Structural support is provided by a rigid support member, preferably in the form of a support rail, positioned in the apron and extending along the entire apron. The preferred rail functions as a joist permitting the table to be loaded and providing structural rigidity to the table. The most preferred rail is made of solid sheet material and has a thin ribbon-like appearance. Preferably, the rail has a height dimension greater than its thickness dimension. The elegant rail design minimizes weight while avoiding any requirement for interconnecting parts which fit one inside the other.
The support rail could comprise a single length of material formed to conform to the shape of the apron, for example in a round-shaped table. For rectangular tables in particular, it is preferred that the support rail is formed of plural rail elements.

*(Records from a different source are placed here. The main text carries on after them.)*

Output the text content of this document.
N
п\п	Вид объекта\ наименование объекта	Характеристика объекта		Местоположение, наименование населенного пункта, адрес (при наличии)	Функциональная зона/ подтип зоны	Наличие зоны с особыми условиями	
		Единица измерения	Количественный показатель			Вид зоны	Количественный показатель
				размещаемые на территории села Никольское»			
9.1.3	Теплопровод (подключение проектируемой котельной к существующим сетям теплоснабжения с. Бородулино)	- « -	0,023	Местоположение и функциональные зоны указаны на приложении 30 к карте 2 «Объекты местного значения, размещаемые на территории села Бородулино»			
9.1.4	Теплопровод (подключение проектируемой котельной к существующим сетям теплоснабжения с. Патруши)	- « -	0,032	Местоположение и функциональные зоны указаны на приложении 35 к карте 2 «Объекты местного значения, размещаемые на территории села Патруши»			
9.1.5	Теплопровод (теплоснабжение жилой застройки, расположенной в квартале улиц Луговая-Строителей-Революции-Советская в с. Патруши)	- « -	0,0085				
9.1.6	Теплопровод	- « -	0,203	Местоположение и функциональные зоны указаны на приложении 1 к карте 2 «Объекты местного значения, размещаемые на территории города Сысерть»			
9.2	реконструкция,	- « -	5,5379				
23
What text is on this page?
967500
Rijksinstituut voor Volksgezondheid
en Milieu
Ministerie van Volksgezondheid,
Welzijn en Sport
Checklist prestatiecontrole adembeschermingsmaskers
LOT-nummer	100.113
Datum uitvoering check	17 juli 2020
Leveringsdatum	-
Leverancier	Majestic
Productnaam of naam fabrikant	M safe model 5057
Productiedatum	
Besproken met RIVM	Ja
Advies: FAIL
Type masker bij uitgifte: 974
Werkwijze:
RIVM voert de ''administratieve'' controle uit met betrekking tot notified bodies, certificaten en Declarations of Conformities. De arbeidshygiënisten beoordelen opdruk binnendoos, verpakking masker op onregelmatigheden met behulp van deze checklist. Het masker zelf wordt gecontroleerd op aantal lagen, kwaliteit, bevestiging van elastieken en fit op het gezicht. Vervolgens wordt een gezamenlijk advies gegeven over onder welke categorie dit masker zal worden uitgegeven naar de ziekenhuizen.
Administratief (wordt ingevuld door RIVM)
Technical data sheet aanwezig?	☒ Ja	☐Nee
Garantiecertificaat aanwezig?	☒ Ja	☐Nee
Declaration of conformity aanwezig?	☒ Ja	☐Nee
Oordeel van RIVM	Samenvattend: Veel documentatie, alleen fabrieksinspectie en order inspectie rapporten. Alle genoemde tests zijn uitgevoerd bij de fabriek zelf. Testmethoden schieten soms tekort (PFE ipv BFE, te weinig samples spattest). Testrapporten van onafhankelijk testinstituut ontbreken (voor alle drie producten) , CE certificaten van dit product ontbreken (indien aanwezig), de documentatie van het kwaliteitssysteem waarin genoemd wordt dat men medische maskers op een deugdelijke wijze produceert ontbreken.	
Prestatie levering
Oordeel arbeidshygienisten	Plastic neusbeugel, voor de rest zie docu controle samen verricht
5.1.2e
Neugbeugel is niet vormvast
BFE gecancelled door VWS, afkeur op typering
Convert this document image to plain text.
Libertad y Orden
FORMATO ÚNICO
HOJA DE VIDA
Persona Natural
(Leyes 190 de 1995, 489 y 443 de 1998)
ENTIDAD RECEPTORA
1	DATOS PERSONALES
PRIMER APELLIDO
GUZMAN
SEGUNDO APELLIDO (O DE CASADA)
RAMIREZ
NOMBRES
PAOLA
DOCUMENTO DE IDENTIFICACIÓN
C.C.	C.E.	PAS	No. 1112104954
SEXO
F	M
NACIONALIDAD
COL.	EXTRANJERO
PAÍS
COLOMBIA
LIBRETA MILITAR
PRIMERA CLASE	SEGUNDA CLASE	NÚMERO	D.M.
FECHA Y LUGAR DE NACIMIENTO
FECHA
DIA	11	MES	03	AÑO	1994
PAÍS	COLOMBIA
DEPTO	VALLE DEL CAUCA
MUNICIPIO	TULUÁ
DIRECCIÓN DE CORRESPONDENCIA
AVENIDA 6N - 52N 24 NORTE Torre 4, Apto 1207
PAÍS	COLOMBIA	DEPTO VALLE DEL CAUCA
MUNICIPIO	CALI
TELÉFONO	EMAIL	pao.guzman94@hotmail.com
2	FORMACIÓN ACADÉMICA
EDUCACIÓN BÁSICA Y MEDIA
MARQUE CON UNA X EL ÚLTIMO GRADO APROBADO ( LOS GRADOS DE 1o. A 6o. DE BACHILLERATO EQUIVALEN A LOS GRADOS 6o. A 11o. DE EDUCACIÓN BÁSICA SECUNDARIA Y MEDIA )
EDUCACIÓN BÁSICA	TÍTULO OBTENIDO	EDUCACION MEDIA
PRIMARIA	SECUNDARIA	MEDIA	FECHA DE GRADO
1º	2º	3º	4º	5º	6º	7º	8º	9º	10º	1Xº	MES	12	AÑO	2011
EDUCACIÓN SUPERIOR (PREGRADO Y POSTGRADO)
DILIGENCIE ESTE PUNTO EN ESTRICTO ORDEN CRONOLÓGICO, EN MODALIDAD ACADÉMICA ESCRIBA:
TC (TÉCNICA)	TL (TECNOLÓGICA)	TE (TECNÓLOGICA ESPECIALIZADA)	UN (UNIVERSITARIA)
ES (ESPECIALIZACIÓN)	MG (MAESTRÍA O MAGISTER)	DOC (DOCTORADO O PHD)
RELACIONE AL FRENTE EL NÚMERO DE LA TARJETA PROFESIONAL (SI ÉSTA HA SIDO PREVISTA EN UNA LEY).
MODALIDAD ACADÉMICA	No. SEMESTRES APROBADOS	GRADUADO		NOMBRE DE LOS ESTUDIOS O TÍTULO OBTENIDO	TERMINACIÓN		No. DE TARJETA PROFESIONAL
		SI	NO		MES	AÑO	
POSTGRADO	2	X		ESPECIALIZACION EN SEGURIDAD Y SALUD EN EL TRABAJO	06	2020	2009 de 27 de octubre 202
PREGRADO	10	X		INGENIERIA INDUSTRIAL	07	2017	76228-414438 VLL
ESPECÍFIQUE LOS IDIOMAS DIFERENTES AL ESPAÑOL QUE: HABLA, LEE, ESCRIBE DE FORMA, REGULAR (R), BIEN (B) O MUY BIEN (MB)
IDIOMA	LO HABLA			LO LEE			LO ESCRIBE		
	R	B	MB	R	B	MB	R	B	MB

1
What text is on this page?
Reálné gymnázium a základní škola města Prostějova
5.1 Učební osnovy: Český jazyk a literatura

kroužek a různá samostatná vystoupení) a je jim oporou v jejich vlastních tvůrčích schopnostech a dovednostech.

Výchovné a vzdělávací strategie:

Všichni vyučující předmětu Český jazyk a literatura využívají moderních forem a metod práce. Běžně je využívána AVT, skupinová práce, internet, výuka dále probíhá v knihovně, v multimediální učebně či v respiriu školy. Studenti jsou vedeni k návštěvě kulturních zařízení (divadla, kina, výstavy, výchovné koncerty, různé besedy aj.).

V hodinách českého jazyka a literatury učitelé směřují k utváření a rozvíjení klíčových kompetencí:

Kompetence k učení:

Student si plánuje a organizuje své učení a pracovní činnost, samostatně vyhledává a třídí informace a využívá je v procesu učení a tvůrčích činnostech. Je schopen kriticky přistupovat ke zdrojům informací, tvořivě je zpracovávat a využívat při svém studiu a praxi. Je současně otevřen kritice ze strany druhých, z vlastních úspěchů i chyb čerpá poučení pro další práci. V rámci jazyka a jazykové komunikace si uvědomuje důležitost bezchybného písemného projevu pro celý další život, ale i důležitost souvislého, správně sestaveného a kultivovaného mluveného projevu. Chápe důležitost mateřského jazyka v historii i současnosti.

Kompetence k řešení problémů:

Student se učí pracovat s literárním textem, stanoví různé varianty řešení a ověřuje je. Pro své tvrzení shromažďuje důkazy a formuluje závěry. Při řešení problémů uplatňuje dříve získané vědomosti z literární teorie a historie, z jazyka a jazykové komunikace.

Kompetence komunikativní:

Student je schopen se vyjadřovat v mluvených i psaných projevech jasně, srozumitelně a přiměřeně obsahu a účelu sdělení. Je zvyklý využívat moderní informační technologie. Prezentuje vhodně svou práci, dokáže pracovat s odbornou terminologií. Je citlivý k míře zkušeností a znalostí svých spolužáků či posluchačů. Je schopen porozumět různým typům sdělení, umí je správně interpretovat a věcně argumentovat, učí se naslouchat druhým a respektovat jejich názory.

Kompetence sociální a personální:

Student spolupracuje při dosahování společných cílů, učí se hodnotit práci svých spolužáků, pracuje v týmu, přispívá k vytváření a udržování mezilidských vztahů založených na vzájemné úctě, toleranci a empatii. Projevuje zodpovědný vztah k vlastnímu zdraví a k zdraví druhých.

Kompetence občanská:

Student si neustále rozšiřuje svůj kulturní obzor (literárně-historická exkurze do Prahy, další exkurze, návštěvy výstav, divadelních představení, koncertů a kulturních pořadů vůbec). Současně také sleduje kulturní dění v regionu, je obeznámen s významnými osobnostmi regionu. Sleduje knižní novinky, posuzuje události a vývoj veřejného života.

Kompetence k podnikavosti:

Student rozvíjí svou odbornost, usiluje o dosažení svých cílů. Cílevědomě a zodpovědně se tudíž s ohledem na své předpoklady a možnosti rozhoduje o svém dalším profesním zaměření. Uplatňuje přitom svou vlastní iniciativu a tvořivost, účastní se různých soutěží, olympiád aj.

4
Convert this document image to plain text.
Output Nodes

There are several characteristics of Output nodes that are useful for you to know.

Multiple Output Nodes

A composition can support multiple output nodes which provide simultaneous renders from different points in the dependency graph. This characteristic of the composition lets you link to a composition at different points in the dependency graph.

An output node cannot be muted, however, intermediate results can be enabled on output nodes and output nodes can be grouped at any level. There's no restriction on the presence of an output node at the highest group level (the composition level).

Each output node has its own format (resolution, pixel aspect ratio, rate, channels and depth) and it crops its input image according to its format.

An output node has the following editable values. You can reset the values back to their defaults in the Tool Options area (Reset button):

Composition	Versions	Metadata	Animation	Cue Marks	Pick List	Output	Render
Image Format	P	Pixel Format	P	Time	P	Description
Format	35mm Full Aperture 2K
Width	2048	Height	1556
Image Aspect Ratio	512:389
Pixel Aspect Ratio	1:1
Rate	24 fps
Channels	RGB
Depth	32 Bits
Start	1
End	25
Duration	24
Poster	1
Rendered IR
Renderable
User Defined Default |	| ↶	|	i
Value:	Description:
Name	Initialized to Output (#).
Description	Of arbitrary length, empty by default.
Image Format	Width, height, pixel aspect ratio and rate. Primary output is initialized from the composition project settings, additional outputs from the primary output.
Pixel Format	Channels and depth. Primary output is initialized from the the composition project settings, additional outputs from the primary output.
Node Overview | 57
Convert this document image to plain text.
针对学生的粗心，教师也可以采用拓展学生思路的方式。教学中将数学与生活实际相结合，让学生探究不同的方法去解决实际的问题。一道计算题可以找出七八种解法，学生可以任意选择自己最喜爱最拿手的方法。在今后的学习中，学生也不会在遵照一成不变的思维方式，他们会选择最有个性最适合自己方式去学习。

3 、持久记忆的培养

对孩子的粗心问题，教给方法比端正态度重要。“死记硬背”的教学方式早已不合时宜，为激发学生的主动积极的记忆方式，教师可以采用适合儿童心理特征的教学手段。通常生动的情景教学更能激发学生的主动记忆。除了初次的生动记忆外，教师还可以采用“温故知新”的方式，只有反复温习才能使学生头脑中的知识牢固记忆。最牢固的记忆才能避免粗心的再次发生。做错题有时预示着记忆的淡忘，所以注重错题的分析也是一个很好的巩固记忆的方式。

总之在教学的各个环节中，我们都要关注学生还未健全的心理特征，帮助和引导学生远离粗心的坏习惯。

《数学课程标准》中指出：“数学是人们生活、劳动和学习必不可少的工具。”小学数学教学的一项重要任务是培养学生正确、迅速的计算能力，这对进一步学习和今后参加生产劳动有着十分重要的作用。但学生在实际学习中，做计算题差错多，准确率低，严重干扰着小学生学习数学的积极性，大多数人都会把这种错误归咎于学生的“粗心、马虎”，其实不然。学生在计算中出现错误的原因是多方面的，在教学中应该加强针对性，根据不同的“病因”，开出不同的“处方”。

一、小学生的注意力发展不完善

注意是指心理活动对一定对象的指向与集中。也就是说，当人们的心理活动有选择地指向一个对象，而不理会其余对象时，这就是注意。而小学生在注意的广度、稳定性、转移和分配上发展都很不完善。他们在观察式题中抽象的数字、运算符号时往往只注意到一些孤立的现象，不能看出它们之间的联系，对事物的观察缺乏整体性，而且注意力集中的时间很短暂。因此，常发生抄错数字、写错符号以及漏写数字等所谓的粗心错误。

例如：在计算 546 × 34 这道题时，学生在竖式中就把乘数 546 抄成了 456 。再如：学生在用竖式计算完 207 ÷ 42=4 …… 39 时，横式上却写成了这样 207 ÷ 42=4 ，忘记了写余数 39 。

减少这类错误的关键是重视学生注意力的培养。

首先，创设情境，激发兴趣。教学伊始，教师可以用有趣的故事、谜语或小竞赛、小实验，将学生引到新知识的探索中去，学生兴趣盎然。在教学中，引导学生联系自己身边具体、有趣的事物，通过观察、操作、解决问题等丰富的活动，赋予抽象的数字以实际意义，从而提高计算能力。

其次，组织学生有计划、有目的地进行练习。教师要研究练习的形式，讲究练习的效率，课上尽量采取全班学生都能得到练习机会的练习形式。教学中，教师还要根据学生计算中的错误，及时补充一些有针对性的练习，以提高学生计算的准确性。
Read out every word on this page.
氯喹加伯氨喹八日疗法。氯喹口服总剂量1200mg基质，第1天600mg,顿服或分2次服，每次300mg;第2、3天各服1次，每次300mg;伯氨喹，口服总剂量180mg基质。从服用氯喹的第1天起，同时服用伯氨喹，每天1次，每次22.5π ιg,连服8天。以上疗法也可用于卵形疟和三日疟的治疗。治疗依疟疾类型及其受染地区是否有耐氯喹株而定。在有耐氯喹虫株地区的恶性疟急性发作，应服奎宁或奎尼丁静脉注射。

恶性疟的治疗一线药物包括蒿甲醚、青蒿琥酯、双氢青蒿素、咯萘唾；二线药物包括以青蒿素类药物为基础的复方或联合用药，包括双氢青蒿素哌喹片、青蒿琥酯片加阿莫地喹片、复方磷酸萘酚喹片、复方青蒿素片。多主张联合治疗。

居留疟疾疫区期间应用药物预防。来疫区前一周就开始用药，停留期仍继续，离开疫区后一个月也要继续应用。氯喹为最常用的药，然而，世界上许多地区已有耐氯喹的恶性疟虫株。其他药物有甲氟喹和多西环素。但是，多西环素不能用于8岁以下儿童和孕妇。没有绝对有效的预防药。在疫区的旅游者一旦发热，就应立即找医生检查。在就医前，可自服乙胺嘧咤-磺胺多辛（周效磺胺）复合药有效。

In such an embodiment the rail would include a pair of side rails and a pair of end rails. The ends of the rails are preferably arranged so that they overlap in side by side relationship with the adjacent rail element. As will be apparent, no fastener is required to hold any of the rail elements in place one to the other because the hardened foam body holds the rail elements in place.
A hardened foam body is provided within the table and is joined to the top and bottom table elements. As used herein, the term “hardened foam body” means or refers to a lightweight coherent solid state body having a plurality of void volumes, cells, interstices, or the like formed therein. The foam body is formed partially or fully around the rail. A sufficient volume of foam body material is provided to at least partially fill the apron to hold the rail in place therein. The foam body is provided with an inner edge surface defining a core-receiving space between the top and bottom elements within the cavity. The foam body is preferable made of a material such as urethane foam, polyethylene foam, expanded polystyrene and other expandable materials.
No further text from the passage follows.